It may be time to add 'novelist' to the list of professions under threat from super-smart computer software, because a short story authored by artificial intelligence has made it through to the latter stages of a literary competition in Japan. It didn't scoop the top prize, but it's not a bad effort for a beginner.
The AI software isn't self-aware enough to think up and submit its own work though (not yet, anyway) – the short-form novel was written with the help of a team of researchers from the Future University Hakodate in Japan. Human beings selected certain words and phrases to be used, and set up an overall framework for the story, before letting the software come up with the text itself.
One of two submissions from the university made it through the first round of the Nikkei Shinichi Hoshi Literary Award ceremony – perhaps the entry's title, which translates as The Day A Computer Writes A Novel, should have been enough to tip the judges off – but the competition is unique in that it openly accepts entries from non-human writers (Shinichi Hoshi himself was a science-fiction author).
Of 1,450 or so novels accepted this year, 11 were written with the involvement of AI programs, the Japan News reports. The four-stage screening process is kept secret but judges aren't told in advance which submissions are written by actual people and which have robot authors behind them.
Science-fiction novelist Satoshi Hase, who was involved in the competition, said the AI book was "well-structured", but had "some problems" as well, including the quality of the character descriptions.

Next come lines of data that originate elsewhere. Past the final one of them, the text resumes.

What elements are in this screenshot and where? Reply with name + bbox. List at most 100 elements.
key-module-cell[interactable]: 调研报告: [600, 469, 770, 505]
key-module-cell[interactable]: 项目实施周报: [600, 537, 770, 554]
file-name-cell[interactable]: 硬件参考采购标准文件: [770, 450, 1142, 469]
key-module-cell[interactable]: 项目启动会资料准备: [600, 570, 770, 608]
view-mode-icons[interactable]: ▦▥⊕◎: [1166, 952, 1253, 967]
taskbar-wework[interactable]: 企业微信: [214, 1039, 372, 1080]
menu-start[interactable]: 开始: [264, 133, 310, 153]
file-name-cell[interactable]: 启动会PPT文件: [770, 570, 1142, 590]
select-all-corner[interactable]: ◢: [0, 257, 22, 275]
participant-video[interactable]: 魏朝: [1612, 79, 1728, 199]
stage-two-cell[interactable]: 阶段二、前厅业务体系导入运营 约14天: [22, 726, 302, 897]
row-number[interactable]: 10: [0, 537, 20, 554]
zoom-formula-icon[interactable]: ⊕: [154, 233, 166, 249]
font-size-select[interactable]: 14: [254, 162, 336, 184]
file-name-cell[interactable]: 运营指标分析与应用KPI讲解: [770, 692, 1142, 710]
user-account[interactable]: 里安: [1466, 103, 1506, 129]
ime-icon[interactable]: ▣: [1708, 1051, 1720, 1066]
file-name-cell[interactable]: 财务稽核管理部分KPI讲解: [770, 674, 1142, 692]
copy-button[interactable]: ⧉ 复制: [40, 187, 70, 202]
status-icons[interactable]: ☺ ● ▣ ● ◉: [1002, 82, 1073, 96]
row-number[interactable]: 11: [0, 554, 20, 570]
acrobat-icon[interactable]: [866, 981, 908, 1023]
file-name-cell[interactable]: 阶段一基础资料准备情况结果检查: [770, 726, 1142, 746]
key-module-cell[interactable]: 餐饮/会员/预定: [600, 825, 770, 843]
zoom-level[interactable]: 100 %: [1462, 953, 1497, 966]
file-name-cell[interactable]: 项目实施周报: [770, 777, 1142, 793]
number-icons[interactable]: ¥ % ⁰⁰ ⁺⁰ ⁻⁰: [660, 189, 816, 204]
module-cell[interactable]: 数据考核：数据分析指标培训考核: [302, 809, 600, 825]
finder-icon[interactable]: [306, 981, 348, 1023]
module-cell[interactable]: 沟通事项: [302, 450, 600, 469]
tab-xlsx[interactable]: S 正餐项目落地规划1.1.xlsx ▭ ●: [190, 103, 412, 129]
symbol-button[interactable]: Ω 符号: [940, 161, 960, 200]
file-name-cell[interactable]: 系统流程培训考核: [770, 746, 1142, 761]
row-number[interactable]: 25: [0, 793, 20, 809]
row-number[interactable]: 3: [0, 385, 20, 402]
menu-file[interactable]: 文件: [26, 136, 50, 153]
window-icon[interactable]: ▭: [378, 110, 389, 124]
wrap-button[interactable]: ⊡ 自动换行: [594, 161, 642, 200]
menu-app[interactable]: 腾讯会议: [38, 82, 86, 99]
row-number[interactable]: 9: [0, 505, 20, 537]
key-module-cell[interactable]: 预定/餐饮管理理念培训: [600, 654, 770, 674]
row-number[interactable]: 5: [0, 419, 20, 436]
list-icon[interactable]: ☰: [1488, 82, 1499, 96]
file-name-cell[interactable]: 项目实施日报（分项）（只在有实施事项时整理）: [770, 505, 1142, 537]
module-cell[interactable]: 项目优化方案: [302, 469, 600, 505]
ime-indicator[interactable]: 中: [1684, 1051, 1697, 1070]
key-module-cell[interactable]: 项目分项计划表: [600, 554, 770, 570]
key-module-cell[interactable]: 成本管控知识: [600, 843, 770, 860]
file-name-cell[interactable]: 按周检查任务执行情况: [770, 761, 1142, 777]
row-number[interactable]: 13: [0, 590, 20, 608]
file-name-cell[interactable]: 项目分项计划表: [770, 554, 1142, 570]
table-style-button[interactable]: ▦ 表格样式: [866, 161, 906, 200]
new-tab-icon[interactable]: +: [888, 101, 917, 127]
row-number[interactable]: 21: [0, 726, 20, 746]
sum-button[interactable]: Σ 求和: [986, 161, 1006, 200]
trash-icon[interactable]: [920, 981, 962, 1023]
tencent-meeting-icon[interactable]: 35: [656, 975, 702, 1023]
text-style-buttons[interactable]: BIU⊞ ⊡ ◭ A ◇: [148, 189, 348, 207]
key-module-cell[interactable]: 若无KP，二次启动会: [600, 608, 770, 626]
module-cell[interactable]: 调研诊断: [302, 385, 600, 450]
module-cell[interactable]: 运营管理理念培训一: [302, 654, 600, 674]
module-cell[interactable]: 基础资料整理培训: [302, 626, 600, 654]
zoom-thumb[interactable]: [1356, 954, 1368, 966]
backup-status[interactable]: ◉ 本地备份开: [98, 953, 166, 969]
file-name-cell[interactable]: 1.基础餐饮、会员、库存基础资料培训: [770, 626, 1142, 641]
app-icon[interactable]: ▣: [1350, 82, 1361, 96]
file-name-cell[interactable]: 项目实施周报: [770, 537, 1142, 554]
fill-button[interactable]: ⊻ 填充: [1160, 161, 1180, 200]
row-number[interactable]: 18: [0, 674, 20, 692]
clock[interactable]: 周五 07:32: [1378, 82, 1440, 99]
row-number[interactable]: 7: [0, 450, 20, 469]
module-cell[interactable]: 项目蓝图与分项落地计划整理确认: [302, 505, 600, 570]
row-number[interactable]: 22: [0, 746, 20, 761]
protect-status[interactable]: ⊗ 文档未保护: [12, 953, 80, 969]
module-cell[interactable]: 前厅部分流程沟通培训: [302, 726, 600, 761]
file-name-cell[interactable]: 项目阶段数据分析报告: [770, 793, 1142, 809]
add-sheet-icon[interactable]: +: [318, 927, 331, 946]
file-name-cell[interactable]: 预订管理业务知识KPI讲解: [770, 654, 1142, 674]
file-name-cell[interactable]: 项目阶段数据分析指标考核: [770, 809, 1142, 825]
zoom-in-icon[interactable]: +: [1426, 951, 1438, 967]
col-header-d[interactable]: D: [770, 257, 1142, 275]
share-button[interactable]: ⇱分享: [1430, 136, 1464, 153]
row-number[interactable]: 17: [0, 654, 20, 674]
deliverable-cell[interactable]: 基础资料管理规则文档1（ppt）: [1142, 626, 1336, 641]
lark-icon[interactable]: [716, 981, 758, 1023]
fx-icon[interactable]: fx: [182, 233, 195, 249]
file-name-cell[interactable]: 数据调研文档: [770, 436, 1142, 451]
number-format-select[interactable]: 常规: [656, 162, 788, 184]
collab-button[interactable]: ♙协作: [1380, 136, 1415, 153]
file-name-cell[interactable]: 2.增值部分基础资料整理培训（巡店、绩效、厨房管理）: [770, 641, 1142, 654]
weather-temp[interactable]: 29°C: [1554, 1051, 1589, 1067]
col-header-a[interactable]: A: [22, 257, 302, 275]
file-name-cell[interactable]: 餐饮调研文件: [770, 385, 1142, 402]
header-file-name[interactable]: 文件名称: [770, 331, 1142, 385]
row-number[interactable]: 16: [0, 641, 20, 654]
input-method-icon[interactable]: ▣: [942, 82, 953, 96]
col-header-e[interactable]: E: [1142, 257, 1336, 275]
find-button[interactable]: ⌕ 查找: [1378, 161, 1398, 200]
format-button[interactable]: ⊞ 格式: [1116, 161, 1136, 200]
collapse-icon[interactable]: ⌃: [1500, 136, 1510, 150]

"So far, AI programs have often been used to solve problems that have answers, such as Go and shogi," said Hitoshi Matsubara, who led the team of researchers from Future University Hakodate. "In the future, I'd like to expand AI's potential [so it resembles] human creativity."
Creativity is hard to emulate inside a computer, but it's surely only a matter of time before AI programs have the intelligence and the data to be able to do a passable job: automated software is already responsible for writing certain financial and sports reports where the key facts can be arranged in a straightforward template.
Political speeches are another target for up-and-coming robot writers, as they tend to follow a familiar pattern, with repeated phrases and topics.
As is usually the case, the database the AI has to work with is crucial – as long as there's enough data to draw upon (4,000 speeches were used for the latest research), then today's AI software is clever enough to produce its own variations on a theme.